Eventually the goal here should be to provide a fully “sans IO” version of the API.
A PR adding a riscv bare metal CI job as opened in #31425.
Evicting the mempool / plug-able policy
The mempool and its policy rules are currently inside the kernel library, but won’t be exposed in the initial API version. Ideally the library should not force its users to re-use the existing Bitcoin Core opinionated implementation, but allow them to either define their own mempool or at least define their own policy rules. A rough proof of concept for removing the mempool from the library is implemented in https://github.com/TheCharlatan/bitcoin/tree/mempoolout.
The mempool is currently also the only dependent on boost within the library. Having boost as a dependency makes it a bit harder to build, and makes using the C++ headers in the library directly more annoying.
Evicting AssumeUTXO / AssumeValid
AssumeUTXO/Assumevalid are Bitcoin Core specific approaches to improving IBD speed. It is likely external users of Kernel will not want to be tightly coupled to Bitcoin Core specific processes, e.g., choosing the AssumeUTXO snapshots and assumevalid points. Philosophically, kernel should be as agnostic as possible and not tied to a particular implementation’s decisions.
Isolated kernel repository
Eventually Bitcoin Core could itself depend on a standalone kernel repository. Bitcoin Core would likely end up pulling in this project as a subtree. Some open questions around this subject are:
- How would the CI for this repository be set up?
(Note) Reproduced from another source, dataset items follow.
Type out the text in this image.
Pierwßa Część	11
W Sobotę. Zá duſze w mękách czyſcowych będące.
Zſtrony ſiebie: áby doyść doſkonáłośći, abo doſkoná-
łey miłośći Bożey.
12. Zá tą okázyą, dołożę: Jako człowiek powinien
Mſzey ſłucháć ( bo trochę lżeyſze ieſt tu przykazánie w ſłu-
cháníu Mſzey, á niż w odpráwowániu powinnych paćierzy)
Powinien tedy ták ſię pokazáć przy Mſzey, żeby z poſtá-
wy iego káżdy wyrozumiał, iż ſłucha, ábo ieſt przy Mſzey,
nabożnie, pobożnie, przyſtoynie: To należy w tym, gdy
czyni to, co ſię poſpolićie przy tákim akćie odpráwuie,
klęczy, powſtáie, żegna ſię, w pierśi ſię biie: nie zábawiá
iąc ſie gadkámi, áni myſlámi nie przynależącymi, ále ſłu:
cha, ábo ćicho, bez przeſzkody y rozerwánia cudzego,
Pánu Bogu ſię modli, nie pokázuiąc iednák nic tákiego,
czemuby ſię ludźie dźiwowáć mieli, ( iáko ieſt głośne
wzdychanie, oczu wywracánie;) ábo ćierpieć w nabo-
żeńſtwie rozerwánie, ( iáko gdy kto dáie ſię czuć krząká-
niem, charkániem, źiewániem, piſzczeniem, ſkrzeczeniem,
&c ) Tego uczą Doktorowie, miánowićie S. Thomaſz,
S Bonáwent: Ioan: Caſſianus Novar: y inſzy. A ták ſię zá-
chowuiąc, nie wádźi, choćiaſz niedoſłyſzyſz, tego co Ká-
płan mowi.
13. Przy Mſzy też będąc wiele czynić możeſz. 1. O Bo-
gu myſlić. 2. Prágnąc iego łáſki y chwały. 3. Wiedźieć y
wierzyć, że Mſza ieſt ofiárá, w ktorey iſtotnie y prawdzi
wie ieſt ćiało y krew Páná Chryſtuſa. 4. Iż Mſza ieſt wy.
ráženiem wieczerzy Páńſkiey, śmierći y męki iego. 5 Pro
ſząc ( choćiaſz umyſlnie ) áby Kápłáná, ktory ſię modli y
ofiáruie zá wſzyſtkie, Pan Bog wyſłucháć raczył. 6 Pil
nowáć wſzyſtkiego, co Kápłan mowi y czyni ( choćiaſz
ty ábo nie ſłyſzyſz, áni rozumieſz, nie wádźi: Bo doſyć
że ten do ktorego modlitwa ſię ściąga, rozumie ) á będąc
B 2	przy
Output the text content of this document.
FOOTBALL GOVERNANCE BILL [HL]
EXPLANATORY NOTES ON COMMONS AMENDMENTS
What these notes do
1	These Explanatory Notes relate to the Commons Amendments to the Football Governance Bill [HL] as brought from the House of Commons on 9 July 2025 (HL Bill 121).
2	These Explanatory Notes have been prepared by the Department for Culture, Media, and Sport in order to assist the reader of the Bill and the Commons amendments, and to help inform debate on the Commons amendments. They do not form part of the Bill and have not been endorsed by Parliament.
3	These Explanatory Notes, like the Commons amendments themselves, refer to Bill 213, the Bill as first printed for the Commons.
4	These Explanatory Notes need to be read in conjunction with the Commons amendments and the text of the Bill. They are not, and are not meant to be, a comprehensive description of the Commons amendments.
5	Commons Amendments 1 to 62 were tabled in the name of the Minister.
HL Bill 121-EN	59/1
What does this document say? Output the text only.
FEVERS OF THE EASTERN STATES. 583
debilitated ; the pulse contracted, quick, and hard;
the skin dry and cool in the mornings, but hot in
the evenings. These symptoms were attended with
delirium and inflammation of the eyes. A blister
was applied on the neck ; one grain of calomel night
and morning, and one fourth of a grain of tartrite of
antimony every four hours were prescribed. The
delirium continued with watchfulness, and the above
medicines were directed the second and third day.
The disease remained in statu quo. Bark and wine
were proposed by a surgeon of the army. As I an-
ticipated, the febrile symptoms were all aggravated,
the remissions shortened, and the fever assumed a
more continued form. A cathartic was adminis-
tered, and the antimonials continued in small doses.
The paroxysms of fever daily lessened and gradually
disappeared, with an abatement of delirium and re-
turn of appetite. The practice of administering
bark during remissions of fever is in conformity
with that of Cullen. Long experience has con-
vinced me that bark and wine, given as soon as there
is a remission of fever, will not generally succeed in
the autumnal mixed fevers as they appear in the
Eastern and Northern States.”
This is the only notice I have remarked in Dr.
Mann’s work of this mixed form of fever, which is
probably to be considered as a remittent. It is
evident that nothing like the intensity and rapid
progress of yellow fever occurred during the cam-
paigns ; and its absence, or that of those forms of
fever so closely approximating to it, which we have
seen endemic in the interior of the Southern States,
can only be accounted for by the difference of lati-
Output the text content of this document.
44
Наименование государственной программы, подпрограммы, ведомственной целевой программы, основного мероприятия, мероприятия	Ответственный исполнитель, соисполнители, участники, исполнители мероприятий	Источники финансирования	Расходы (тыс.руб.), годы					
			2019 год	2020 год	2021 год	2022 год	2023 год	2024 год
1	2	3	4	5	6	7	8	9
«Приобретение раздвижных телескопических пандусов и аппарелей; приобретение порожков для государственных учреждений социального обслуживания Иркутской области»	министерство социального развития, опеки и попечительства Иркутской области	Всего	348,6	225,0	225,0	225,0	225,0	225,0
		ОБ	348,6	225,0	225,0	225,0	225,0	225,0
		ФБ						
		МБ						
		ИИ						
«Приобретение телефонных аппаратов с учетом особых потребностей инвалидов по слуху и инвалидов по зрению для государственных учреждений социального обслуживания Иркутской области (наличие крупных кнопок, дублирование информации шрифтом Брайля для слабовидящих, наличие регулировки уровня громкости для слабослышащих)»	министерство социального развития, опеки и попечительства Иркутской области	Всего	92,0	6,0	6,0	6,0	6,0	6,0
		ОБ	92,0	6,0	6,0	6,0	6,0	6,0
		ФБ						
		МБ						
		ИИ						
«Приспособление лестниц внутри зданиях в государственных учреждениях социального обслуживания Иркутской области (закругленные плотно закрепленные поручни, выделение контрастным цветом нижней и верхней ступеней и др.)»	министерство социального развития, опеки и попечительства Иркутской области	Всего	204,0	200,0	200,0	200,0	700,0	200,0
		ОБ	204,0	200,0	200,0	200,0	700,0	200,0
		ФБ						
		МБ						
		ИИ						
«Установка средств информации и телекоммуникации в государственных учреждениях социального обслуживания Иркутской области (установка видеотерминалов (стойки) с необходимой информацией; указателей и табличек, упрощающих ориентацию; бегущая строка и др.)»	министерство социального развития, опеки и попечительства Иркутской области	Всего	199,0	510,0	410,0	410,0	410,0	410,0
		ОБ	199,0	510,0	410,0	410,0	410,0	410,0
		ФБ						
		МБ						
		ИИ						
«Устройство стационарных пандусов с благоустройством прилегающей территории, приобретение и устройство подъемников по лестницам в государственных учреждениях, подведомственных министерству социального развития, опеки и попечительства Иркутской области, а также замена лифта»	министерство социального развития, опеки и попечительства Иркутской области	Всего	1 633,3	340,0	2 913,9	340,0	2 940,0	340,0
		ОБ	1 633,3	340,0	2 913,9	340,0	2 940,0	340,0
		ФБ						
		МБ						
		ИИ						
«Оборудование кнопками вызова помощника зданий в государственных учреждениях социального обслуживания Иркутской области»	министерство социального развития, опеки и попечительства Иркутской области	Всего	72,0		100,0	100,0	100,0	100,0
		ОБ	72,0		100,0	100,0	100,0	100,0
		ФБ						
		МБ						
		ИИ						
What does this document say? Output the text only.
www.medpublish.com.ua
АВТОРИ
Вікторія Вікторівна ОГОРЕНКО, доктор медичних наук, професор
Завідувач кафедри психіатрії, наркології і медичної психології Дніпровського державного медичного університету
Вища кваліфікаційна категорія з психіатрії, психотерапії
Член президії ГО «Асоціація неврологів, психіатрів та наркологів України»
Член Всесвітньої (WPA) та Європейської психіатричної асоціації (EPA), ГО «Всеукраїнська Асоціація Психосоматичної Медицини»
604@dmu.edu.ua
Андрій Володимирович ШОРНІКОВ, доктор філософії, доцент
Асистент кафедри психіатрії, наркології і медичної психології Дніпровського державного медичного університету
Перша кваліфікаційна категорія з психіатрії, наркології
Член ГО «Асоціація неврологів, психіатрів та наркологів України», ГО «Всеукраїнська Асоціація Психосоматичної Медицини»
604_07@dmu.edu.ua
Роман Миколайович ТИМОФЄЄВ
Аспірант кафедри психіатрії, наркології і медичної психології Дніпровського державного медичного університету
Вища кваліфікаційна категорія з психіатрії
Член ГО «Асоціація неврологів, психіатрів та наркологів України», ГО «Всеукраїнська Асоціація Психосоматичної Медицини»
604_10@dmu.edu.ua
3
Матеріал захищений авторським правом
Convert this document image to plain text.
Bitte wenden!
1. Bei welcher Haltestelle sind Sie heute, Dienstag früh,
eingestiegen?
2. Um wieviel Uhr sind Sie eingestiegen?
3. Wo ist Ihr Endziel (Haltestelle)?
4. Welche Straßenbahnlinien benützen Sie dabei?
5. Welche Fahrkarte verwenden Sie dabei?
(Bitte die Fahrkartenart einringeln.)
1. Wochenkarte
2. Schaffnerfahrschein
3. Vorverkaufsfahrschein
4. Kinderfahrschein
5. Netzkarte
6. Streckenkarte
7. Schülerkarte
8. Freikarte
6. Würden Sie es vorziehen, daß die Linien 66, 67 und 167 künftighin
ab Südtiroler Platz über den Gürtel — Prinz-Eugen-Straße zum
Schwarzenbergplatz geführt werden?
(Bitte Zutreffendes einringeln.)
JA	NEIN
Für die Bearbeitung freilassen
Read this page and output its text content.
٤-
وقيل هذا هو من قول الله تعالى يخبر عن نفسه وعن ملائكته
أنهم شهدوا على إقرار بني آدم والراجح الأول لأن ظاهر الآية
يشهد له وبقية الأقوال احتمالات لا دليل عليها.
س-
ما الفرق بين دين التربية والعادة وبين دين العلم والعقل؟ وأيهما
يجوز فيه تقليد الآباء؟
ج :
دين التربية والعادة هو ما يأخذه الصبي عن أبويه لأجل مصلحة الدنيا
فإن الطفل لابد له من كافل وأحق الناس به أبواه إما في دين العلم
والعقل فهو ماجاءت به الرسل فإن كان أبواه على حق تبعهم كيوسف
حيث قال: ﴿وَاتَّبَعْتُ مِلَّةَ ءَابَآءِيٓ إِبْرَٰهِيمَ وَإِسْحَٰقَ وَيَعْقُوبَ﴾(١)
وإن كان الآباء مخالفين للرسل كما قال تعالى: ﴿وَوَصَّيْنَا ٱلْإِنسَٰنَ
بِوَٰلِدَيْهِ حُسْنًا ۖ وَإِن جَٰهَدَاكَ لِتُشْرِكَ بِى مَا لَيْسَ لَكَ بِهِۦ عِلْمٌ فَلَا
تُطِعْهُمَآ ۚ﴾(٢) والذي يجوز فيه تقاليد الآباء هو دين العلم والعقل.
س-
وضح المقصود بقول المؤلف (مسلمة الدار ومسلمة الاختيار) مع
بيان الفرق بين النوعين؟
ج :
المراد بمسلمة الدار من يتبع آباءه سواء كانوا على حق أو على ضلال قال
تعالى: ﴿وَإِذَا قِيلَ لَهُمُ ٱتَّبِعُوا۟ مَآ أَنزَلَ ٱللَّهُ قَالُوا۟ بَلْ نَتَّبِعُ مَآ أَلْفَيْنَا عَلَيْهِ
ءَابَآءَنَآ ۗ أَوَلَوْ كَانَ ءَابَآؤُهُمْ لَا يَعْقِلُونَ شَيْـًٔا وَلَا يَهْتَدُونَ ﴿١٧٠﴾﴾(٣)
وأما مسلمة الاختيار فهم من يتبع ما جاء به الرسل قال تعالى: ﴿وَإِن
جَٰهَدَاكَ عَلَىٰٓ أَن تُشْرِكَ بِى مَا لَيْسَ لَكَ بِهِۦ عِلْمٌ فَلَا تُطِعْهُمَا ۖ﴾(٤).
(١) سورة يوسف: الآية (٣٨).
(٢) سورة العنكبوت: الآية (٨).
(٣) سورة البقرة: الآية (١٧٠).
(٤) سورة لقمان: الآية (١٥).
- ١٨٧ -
- How would its own fuzzing and unit test setup look like?
- What does the release process look like?
- What is the governance of the project? E.g., is it under Bitcoin Core?
In many ways, this could be similar to how the libsecp256k1 is maintained in its own repository. Some steps towards this goal have been taken:
- Adding a dedicated internal kernel library that could be re-used directly by the project: #28690
- Removing the clientversion dependency from the kernel: #32543
- Pruning unwanted headers from the library: https://github.com/TheCharlatan/bitcoin/tree/kernelPruneHeaders
- Having a separate kernel repo: https://github.com/TheCharlatan/bitcoin-kernel
Action Items
- If you have any questions, please post them below!
- If you have any ideas for the future directions of the project, or want to work on one of the open areas, I’d love to talk about them and support you!
Project-wide TODOs
These are suggestions for further cleanup and improvements that came up during review:
- Various followups for [refactor, kernel: Decouple ArgsManager from blockstorage #27125](https://github.com/bitcoin/bitcoin/pull/27125)
- Martin’s request for a follow-up fixing the docstring: #27125 (review)
Other various items that arose during review and should be tracked
- Cory’s request for cleaning up the kernel interface functions of pointer and reference types: #27636 (review)
- Marco’s request for getting rid of exceptions in the
ArgsManager
: #27491 (review) - Russell’s request for eliminating the BlockNotify signal: #27636 (review)